01/09/2004

Un paleontólogo halla un diente de cachalote de 10 millones de años

(Levante) Es la primera «Scaldicetus degiorgii» que se cataloga en España. El biólogo especializado en paleontología Ximo Sendra, de Pego, sigue deparando nuevos descubrimientos.
Como fruto de la tarea de catalogación que lleva a cabo en los últimos meses para preparar una tesis doctoral, el estudioso pegolino ha rescatado de sus archivos una pieza de indudable valor que halló en tierras sevillanas hace unos años en unos trabajos de investigación desarrollados en colaboración con otros expertos andaluces. Se trata del diente de un cachalote del Tortoniense, en el Mioceno Superior, con lo que tendría unos diez millones de años de antigüedad.

La pieza, un Scaldicetus degiorgii, es la primera que se cataloga de este tipo en todo el estado. Sólo consta inventariado un diente de cachalote similar, un Scaldicetus grandis, localizado en las Islas Baleares y que, según Sendra, «está fragmentado y es más moderno».

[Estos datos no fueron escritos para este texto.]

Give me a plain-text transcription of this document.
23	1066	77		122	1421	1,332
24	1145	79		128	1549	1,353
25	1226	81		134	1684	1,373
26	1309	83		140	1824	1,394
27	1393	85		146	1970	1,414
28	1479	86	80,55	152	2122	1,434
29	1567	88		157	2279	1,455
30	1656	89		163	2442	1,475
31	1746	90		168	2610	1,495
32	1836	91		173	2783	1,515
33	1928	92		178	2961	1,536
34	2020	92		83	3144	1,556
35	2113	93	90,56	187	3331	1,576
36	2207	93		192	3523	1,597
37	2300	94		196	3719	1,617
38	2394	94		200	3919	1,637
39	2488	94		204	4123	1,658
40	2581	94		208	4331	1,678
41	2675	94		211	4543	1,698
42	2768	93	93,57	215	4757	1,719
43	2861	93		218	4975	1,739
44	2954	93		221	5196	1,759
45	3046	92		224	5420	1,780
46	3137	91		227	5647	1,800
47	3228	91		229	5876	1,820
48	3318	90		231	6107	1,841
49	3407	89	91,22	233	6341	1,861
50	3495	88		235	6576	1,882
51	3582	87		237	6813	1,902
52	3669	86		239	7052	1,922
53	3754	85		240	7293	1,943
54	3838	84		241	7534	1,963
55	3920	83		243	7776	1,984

El hallazgo es una de las piezas dentales de la mandíbula de un cachalote, una especie que sólo dispone de dentado en la mandíbula superior. Es una de las piezas más llamativas del material recogido durante los últimos años por Sendra.

El paleobiólogo Ximo Sendra, natural de Pego, donde también reside, es además investigador del Institut Cavanilles de Biodiversidad y Biología Evolutiva de la Universitat de Valencia.

Otro de sus trabajos más destacados ha sido la reconstrucción del esqueleto de una ballena Rorcual común, cedida a la Universidad Politécnica de Valencia para que permanezca expuesta de forma permanente en su biblioteca.

En la actualidad, prepara una tesis doctoral sobre paleobiología de mamíferos marinos, «una línea investigadora pionera en toda España y que se ha iniciado en la Universitat de Valencia», explicó.

Ximo Sendra destacó que el hallazgo del diente de cachalote del Mioceno Superior es «importante porque es una nueva especie y, por tanto, aumenta el conocimiento de este tipo de animales en España».

No obstante, lejos de arrogarse protagonismo, el investigador pegolino señaló también que el hallazgo «es fruto de los numerosos trabajos que acostumbro a hacer con universidades e investigadores de Andalucía, y que nos han aportado gran cantidad de datos».